Pavelski leads all players in the playoffs with 12 goals and has three two-goal games, one in each series. The Sharks' captain added an assist and is tied with Couture for the postseason points lead, each with a franchise-record 21 points.

"It's good to see Sharks up there," Couture said.

Rookie Robby Fabbri scored and David Backes had an assist for St. Louis. Both were questionable coming off injuries in Game 4.

But star forward Vladimir Tarasenko was silent again. Tarasenko was minus-2 with one shot and is scoreless in the series after getting seven goals and 13 points in the first two rounds.

"He's struggled this series," coach Ken Hitchcock said. "He hasn't gotten the looks that he normally gets. But he's one shift away from breaking it open."

The Blues are just 4-6 at home in the postseason, and failed to hold leads of 2-1 and 3-2 in Game 5. They're 6-3 on the road and need another win to bring the series home for Game 7.

"We did it in Game 4," Backes said. "Now, we've got to go in there and do it again."

The Sharks are 6-2 at home in the postseason and need one more win to reach the Cup Final.

"I think we're reminding them we're not there yet," DeBoer said. "There's a lot of heavy lifting yet."

The Sharks were 2 for 3 on the power play after entering 2 for 15 in the series.

Troy Brouwer batted in a rebound from midair for St. Louis and Ward scored a similar goal for San Jose with his first of the game.

Brouwer leads St. Louis with eight goals in 19 games this postseason after totaling seven in his first 78 playoff games.

Pavelski was left alone in the slot on a power play at 18:33 of the second and beat Jake Allen to tie it at 3-3. He redirected Brent Burns' drive from the point 16 seconds into the third to put the Sharks in front to stay.

San Jose goalie Martin Jones allowed three goals on the Blues' first 13 shots, but stopped all seven shots in the third period.
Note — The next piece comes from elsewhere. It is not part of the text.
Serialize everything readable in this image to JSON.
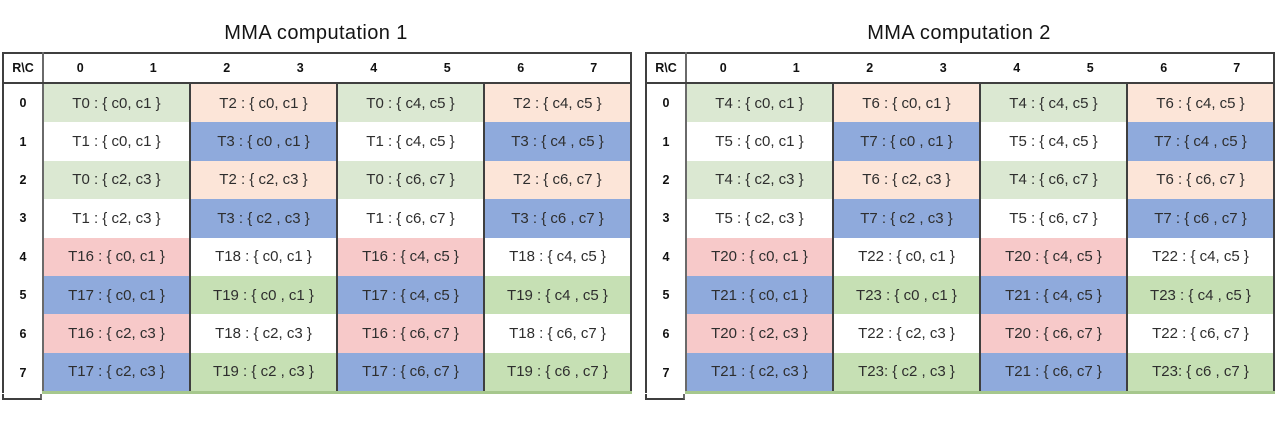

"He's a great goalie," defenseman Roman Polak said. "He's mentally strong. No matter what happened in the first or second, it doesn't matter."

Blues goalie Jake Allen made 21 saves in his second straight start of the postseason. Hitchcock said he hadn't decided whether Allen or Brian Elliott would start in Game 6.

"Numbers aren't my thing," Allen said. "Never have been, never will be. Wins are all that matter right now."

The Sharks scored first on Marc-Edouard Vlasic's first goal of the postseason from the point at 3:51 of the first period.

Jaden Schwartz snapped a 13-game goal drought to tie it on a rebound at 7:04 of the first.